予感の手触り

感想の掃き溜め

廻るピングドラム

※ツイートまとめです。

輪るピングドラム最終話観た。予想としては「合理主義vs運命論(道徳主義)からの脱却」を描くのかな、と思ってたが、「運命論の肯定と他者承認」に落ち着いた。やっぱり新しいパラダイムをもたらすのは難しいし、(運命論に弊害があるにしても)これで十分なのかもしれない。

さて、メッセージとしては非常に簡明(しかしそれゆえに根本的・基礎的)だが、その表現方法が抜群に優れているのがこのアニメの特色の一つだ。途中までよくわからなかったけど、「罪(=呪い)」と「罰」が擬人化されたり、具体的なモノに置き換えられて描写されている。

例えばそれは眞悧であったり(95年代に起きた事件の「呪い」)、ガラスの破片であったり(主に冠葉が甘受する「罰」)、登場人物が流す、KIGAマークの血(「呪い」に囚われ、それが自分の体を構成している=内面化されている)であったりする。こういう象徴的な描写がほとんど。

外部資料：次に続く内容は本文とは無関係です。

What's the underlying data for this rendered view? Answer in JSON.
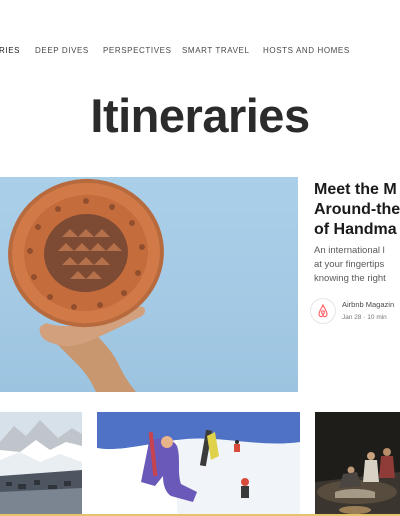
{
  "nav": {
    "items": [
      {
        "label": "RIES",
        "active": true
      },
      {
        "label": "DEEP DIVES",
        "active": false
      },
      {
        "label": "PERSPECTIVES",
        "active": false
      },
      {
        "label": "SMART TRAVEL",
        "active": false
      },
      {
        "label": "HOSTS AND HOMES",
        "active": false
      }
    ]
  },
  "page": {
    "title": "Itineraries"
  },
  "featured": {
    "title_lines": [
      "Meet the M",
      "Around-the",
      "of Handma"
    ],
    "desc_lines": [
      "An international l",
      "at your fingertips",
      "knowing the right"
    ],
    "author": "Airbnb Magazin",
    "meta": "Jan 28 · 10 min",
    "logo_icon": "airbnb-logo-icon",
    "brand_color": "#ff5a5f"
  }
}
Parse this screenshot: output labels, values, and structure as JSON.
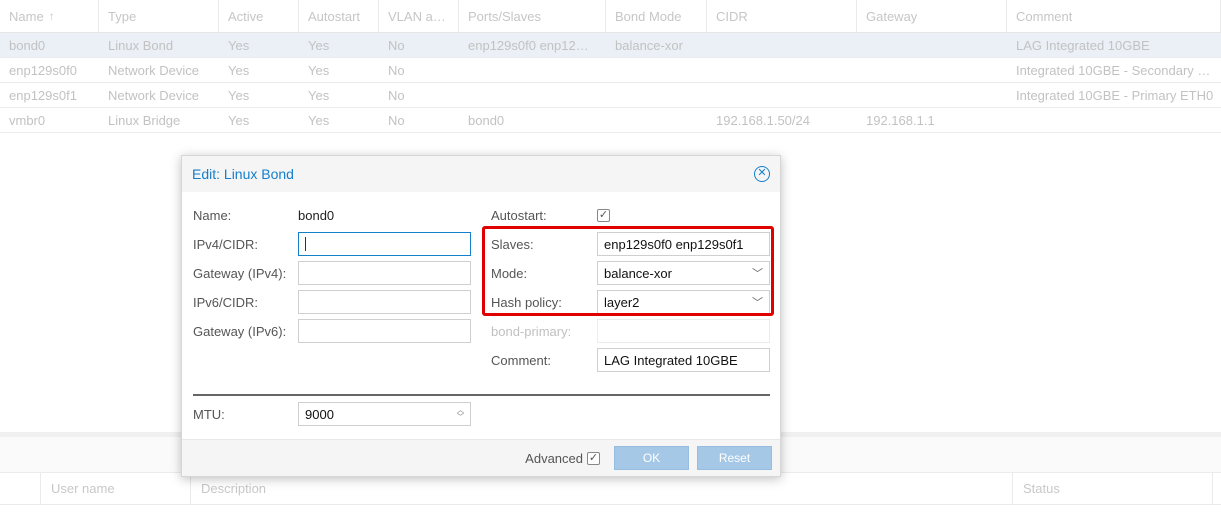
{
  "grid": {
    "columns": [
      "Name",
      "Type",
      "Active",
      "Autostart",
      "VLAN a…",
      "Ports/Slaves",
      "Bond Mode",
      "CIDR",
      "Gateway",
      "Comment"
    ],
    "sort_icon": "sort-up-arrow-icon",
    "rows": [
      [
        "bond0",
        "Linux Bond",
        "Yes",
        "Yes",
        "No",
        "enp129s0f0 enp12…",
        "balance-xor",
        "",
        "",
        "LAG Integrated 10GBE"
      ],
      [
        "enp129s0f0",
        "Network Device",
        "Yes",
        "Yes",
        "No",
        "",
        "",
        "",
        "",
        "Integrated 10GBE - Secondary …"
      ],
      [
        "enp129s0f1",
        "Network Device",
        "Yes",
        "Yes",
        "No",
        "",
        "",
        "",
        "",
        "Integrated 10GBE - Primary ETH0"
      ],
      [
        "vmbr0",
        "Linux Bridge",
        "Yes",
        "Yes",
        "No",
        "bond0",
        "",
        "192.168.1.50/24",
        "192.168.1.1",
        ""
      ]
    ],
    "selected_row": 0
  },
  "lower_grid": {
    "columns": [
      "User name",
      "Description",
      "Status"
    ]
  },
  "dialog": {
    "title": "Edit: Linux Bond",
    "close_icon": "close-circle-icon",
    "left": {
      "name_label": "Name:",
      "name_value": "bond0",
      "ipv4_label": "IPv4/CIDR:",
      "ipv4_value": "",
      "gw4_label": "Gateway (IPv4):",
      "gw4_value": "",
      "ipv6_label": "IPv6/CIDR:",
      "ipv6_value": "",
      "gw6_label": "Gateway (IPv6):",
      "gw6_value": "",
      "mtu_label": "MTU:",
      "mtu_value": "9000"
    },
    "right": {
      "autostart_label": "Autostart:",
      "autostart_checked": true,
      "slaves_label": "Slaves:",
      "slaves_value": "enp129s0f0 enp129s0f1",
      "mode_label": "Mode:",
      "mode_value": "balance-xor",
      "hash_label": "Hash policy:",
      "hash_value": "layer2",
      "bond_primary_label": "bond-primary:",
      "bond_primary_value": "",
      "comment_label": "Comment:",
      "comment_value": "LAG Integrated 10GBE"
    },
    "footer": {
      "advanced_label": "Advanced",
      "advanced_checked": true,
      "ok_label": "OK",
      "reset_label": "Reset"
    }
  },
  "colors": {
    "accent": "#157fcc",
    "highlight_box": "#e00000",
    "button_disabled": "#a5c8e6",
    "selected_row": "#eaf0f6"
  }
}
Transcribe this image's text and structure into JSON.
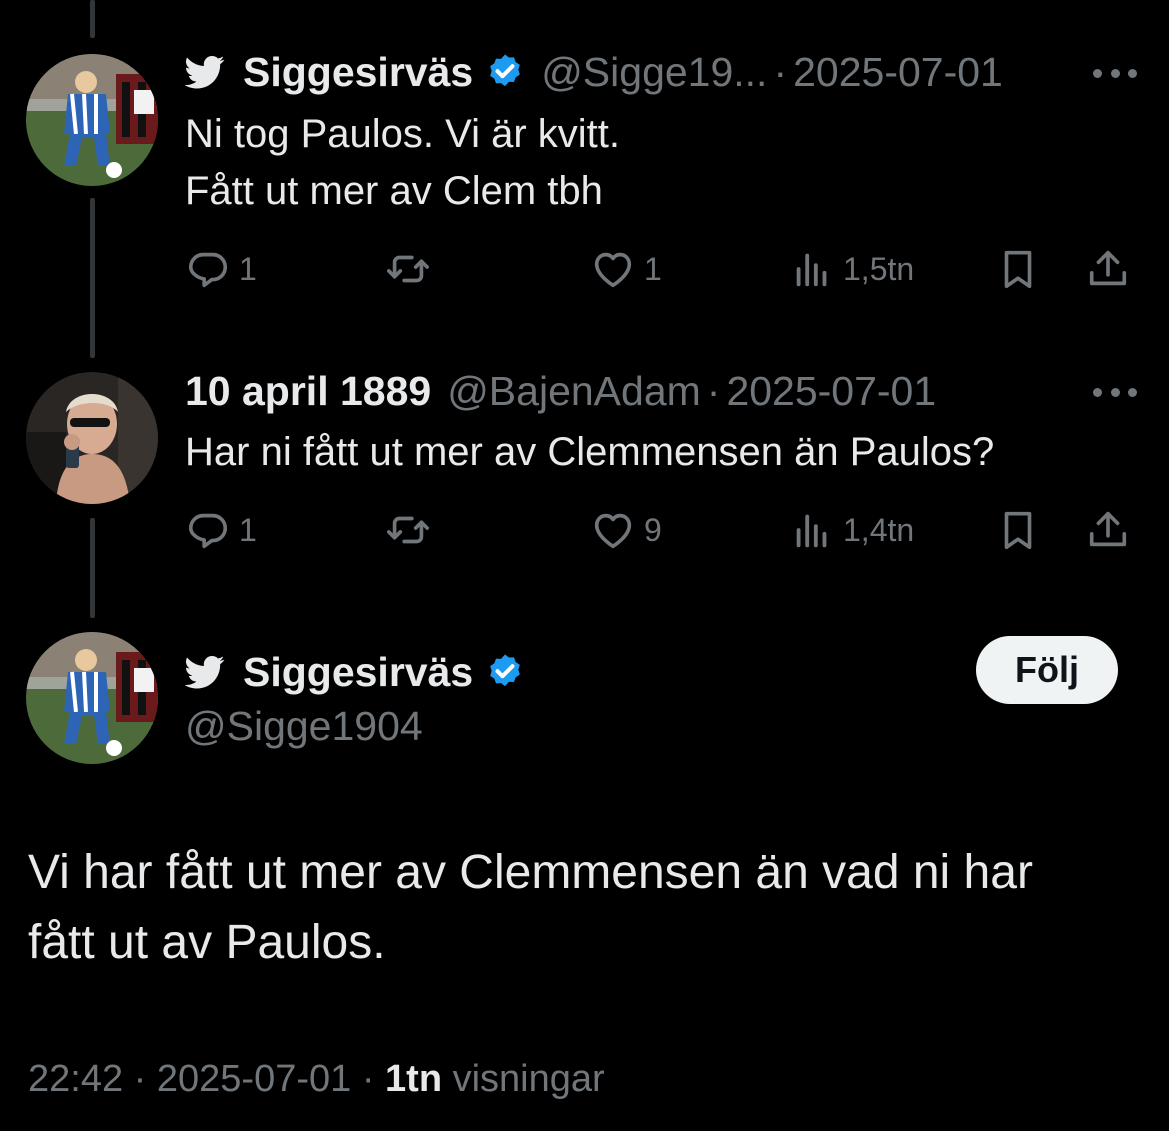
{
  "tweets": [
    {
      "name": "Siggesirväs",
      "handle": "@Sigge19...",
      "date": "2025-07-01",
      "lines": [
        "Ni tog Paulos. Vi är kvitt.",
        "Fått ut mer av Clem tbh"
      ],
      "replies": "1",
      "retweets": "",
      "likes": "1",
      "views": "1,5tn"
    },
    {
      "name": "10 april 1889",
      "handle": "@BajenAdam",
      "date": "2025-07-01",
      "lines": [
        "Har ni fått ut mer av Clemmensen än Paulos?"
      ],
      "replies": "1",
      "retweets": "",
      "likes": "9",
      "views": "1,4tn"
    }
  ],
  "main_tweet": {
    "name": "Siggesirväs",
    "handle": "@Sigge1904",
    "follow_label": "Följ",
    "lines": [
      "Vi har fått ut mer av Clemmensen än vad ni har",
      "fått ut av Paulos."
    ],
    "time": "22:42",
    "date": "2025-07-01",
    "views_count": "1tn",
    "views_label": "visningar"
  },
  "separator": "·",
  "icons": {
    "bird": "twitter-bird-icon",
    "verified": "verified-badge-icon",
    "more": "more-dots-icon",
    "reply": "reply-icon",
    "retweet": "retweet-icon",
    "like": "like-icon",
    "views": "views-icon",
    "bookmark": "bookmark-icon",
    "share": "share-icon"
  },
  "colors": {
    "background": "#000000",
    "text": "#e7e9ea",
    "muted": "#71767b",
    "verified": "#1d9bf0",
    "thread_line": "#333639",
    "follow_bg": "#eff3f4"
  }
}
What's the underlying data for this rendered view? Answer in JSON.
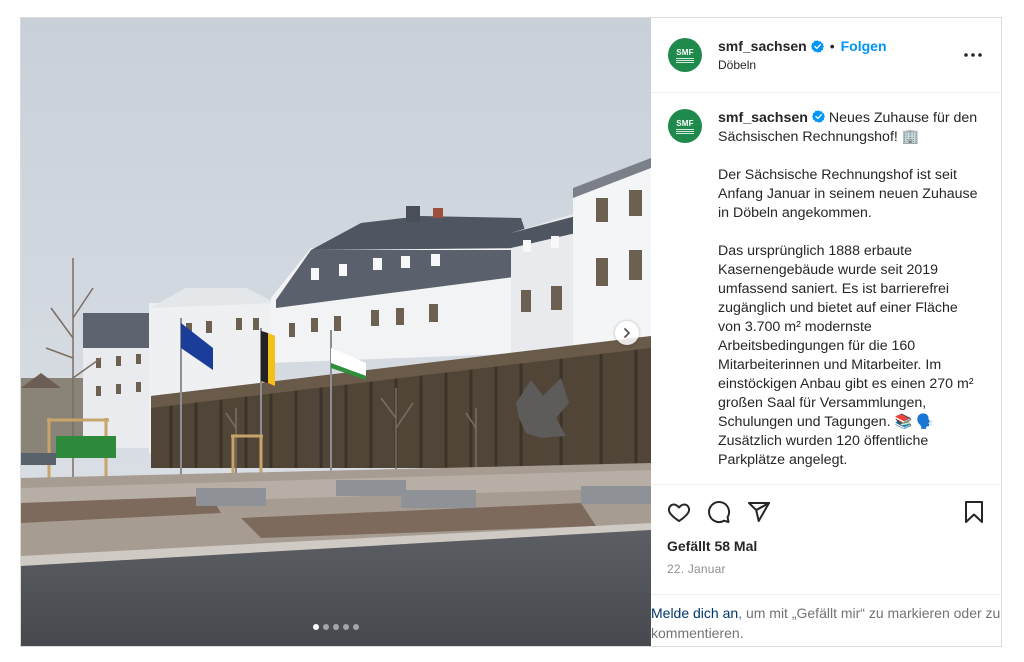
{
  "header": {
    "username": "smf_sachsen",
    "separator": "•",
    "follow_label": "Folgen",
    "location": "Döbeln",
    "avatar_text": "SMF"
  },
  "caption": {
    "username": "smf_sachsen",
    "line1": "Neues Zuhause für den Sächsischen Rechnungshof! 🏢",
    "para2": "Der Sächsische Rechnungshof ist seit Anfang Januar in seinem neuen Zuhause in Döbeln angekommen.",
    "para3": "Das ursprünglich 1888 erbaute Kasernengebäude wurde seit 2019 umfassend saniert. Es ist barrierefrei zugänglich und bietet auf einer Fläche von 3.700 m² modernste Arbeitsbedingungen für die 160 Mitarbeiterinnen und Mitarbeiter. Im einstöckigen Anbau gibt es einen 270 m² großen Saal für Versammlungen, Schulungen und Tagungen. 📚 🗣️ Zusätzlich wurden 120 öffentliche Parkplätze angelegt."
  },
  "engagement": {
    "likes": "Gefällt 58 Mal",
    "date": "22. Januar"
  },
  "login_prompt": {
    "link": "Melde dich an",
    "rest": ", um mit „Gefällt mir“ zu markieren oder zu kommentieren."
  },
  "carousel": {
    "total_slides": 5,
    "current_slide": 1
  },
  "colors": {
    "accent_blue": "#0095f6",
    "link_dark_blue": "#00376b",
    "brand_green": "#1f8a4c",
    "muted_gray": "#8e8e8e"
  },
  "icons": [
    "verified-badge-icon",
    "more-options-icon",
    "heart-icon",
    "comment-icon",
    "share-icon",
    "bookmark-icon",
    "chevron-right-icon"
  ]
}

なので、より意識的に作品のメッセージを掴み取りたい見る側としては、このような象徴表現を現実の表現・事実に「翻訳」する作業が必要になる。しかし、たとえそのレベルに達しなくても、イメージとして「何となく言いたいことはわかる」という効果があるのが、この表現のメリットであるように思う。

さて、総論はこの程度にして、各論、すなわち24話の話に移ろう。ここで一番重要(かつ作品の根幹)は、「運命を受け入れた上で」「他者の罰を引き受けること」、そして「それが連鎖すること」だろう。たとえば、最終話まで冠葉が高倉家の「呪い」を一身に引き受け、昌馬は現実を直視していない。

口では「高倉家の呪いは僕が引き受ける」と言いつつも、昌馬は本心では「呪い」から逃げるだけで、「罪」を引き受ける(give)というよりは、「誰か引き受けてほしい」と願う(take)のみであった。陽毬が出ていくときに2号がバームクーヘンを3号に勧めるも断られるシーンが象徴。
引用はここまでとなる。